Il est fabriqué par Matra (puis MBDA), sa première version a été mise en service dans l'armée française en 1989. Plus de 16 000 missiles ont été vendus ou commandés.
Sommaire |
Missile [modifier]
Le missile a une portée de plus de 5 000 mètres, son autodirecteur est infrarouge passif (le missile se guide en fonction des sources de chaleur)[2].
Sa première version (S1) a été livrée en 1989, la deuxième version (M2) en 1997 ; elle a été développée pour être adaptée au Tigre[3].
La maîtrise d’œuvre est assuré par MBDA[1] (anciennement Matra Baé Dynamics).

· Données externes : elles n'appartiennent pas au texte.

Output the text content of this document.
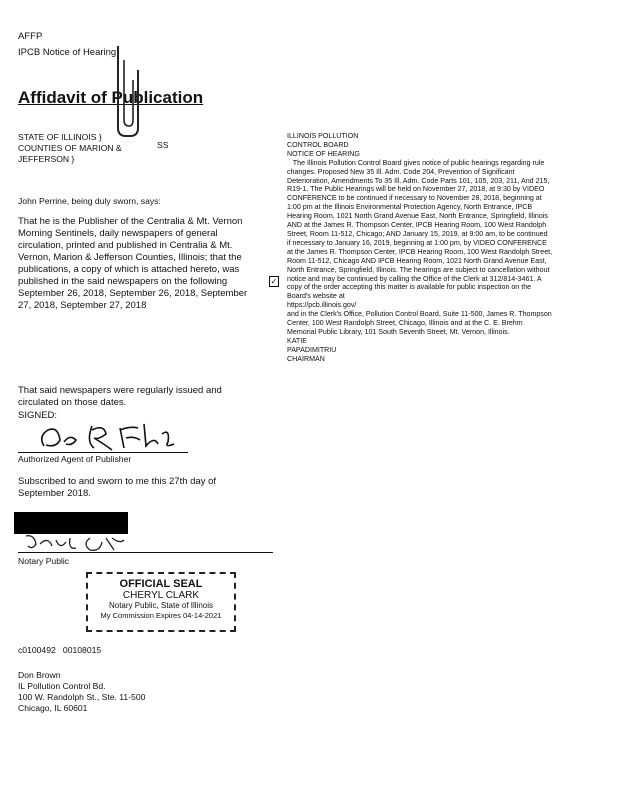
AFFP
IPCB Notice of Hearing
Affidavit of Publication
STATE OF ILLINOIS }
COUNTIES OF MARION &
JEFFERSON }
SS
John Perrine, being duly sworn, says:
That he is the Publisher of the Centralia & Mt. Vernon
Morning Sentinels, daily newspapers of general
circulation, printed and published in Centralia & Mt.
Vernon, Marion & Jefferson Counties, Illinois; that the
publications, a copy of which is attached hereto, was
published in the said newspapers on the following
September 26, 2018, September 26, 2018, September
27, 2018, September 27, 2018
✓
That said newspapers were regularly issued and
circulated on those dates.
SIGNED:
Authorized Agent of Publisher
Subscribed to and sworn to me this 27th day of
September 2018.
Notary Public
OFFICIAL SEAL
CHERYL CLARK
Notary Public, State of Illinois
My Commission Expires 04-14-2021
c0100492   00108015
Don Brown
IL Pollution Control Bd.
100 W. Randolph St., Ste. 11-500
Chicago, IL 60601
ILLINOIS POLLUTION
CONTROL BOARD
NOTICE OF HEARING
The Illinois Pollution Control Board gives notice of public hearings regarding rule
changes. Proposed New 35 Ill. Adm. Code 204, Prevention of Significant
Deterioration, Amendments To 35 Ill. Adm. Code Parts 101, 105, 203, 211, And 215,
R19-1. The Public Hearings will be held on November 27, 2018, at 9:30 by VIDEO
CONFERENCE to be continued if necessary to November 28, 2018, beginning at
1:00 pm at the Illinois Environmental Protection Agency, North Entrance, IPCB
Hearing Room, 1021 North Grand Avenue East, North Entrance, Springfield, Illinois
AND at the James R. Thompson Center, IPCB Hearing Room, 100 West Randolph
Street, Room 11-512, Chicago; AND January 15, 2019, at 9:00 am, to be continued
if necessary to January 16, 2019, beginning at 1:00 pm, by VIDEO CONFERENCE
at the James R. Thompson Center, IPCB Hearing Room, 100 West Randolph Street,
Room 11-512, Chicago AND IPCB Hearing Room, 1021 North Grand Avenue East,
North Entrance, Springfield, Illinois. The hearings are subject to cancellation without
notice and may be continued by calling the Office of the Clerk at 312/814-3461. A
copy of the order accepting this matter is available for public inspection on the
Board's website at
https://pcb.illinois.gov/
and in the Clerk's Office, Pollution Control Board, Suite 11-500, James R. Thompson
Center, 100 West Randolph Street, Chicago, Illinois and at the C. E. Brehm
Memorial Public Library, 101 South Seventh Street, Mt. Vernon, Illinois.
KATIE
PAPADIMITRIU
CHAIRMAN
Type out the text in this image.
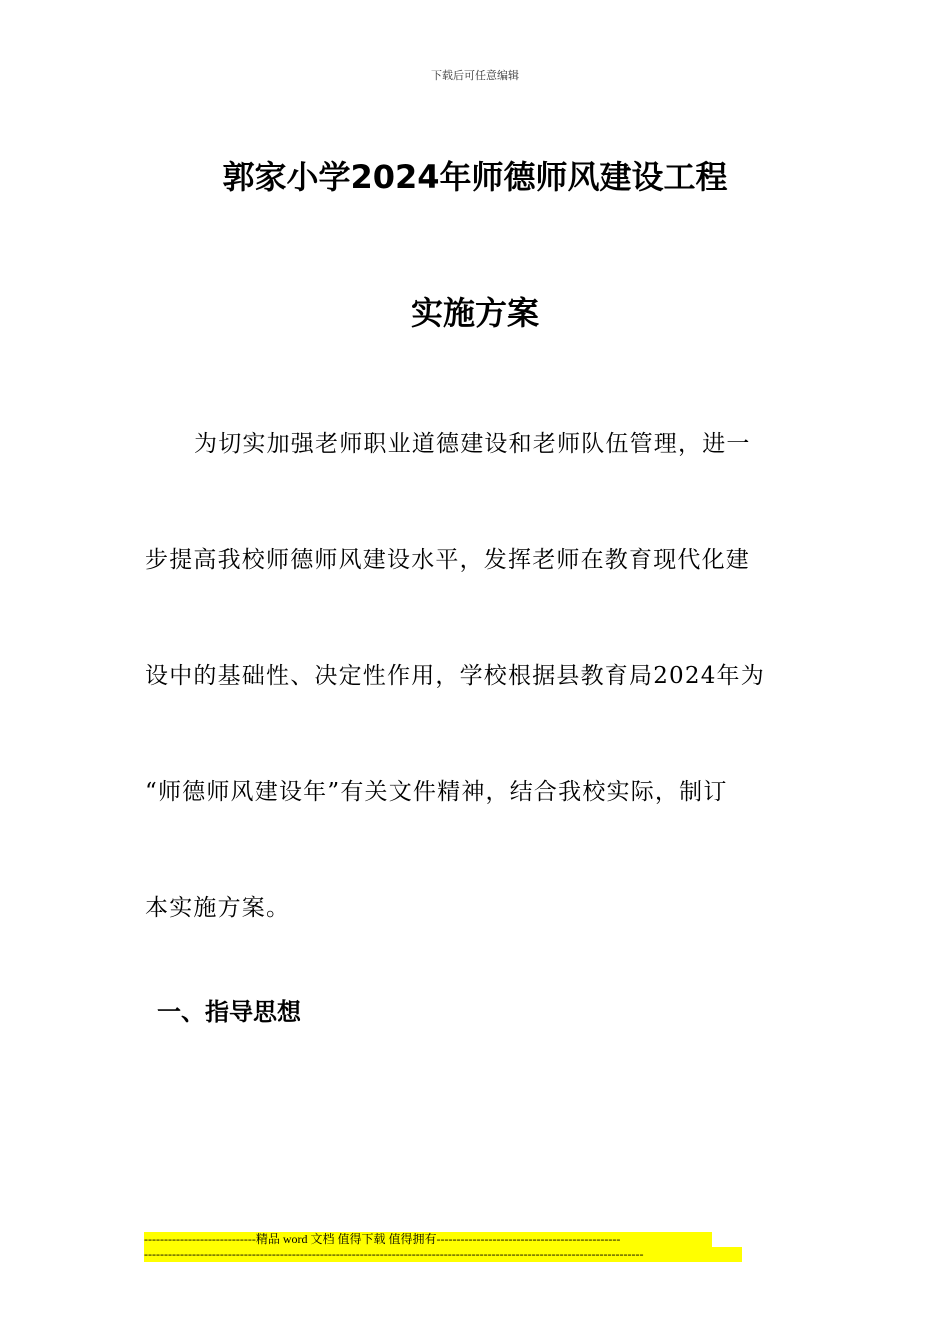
下载后可任意编辑
郭家小学2024年师德师风建设工程
实施方案
为切实加强老师职业道德建设和老师队伍管理，进一
步提高我校师德师风建设水平，发挥老师在教育现代化建
设中的基础性、决定性作用，学校根据县教育局2024年为
“师德师风建设年”有关文件精神，结合我校实际，制订
本实施方案。
一、指导思想
----------------------------精品 word 文档 值得下载 值得拥有----------------------------------------------
-----------------------------------------------------------------------------------------------------------------------------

D’autres entreprises interviennent pour des parties du missile :
- FORIR (en Belgique) pour le conteneur logistique,
- CSA (en Espagne) pour le tube tactique,
- Sagem Défense Sécurité pour le système de guidage[4],
- Nexter (anciennement GIAT Industries) pour la charge militaire,
- Snecma Propulsion Solide pour l’ensemble propulsif,
- MBDA pour le calculateur[5].
Système d'arme [modifier]
Le système était à l'origine composée du missile et d’un poste de tir appelé Trépied. Il comprend un viseur clair, un calculateur et éventuellement une caméra thermique, un interrogateur ou une aide à la désignation[6].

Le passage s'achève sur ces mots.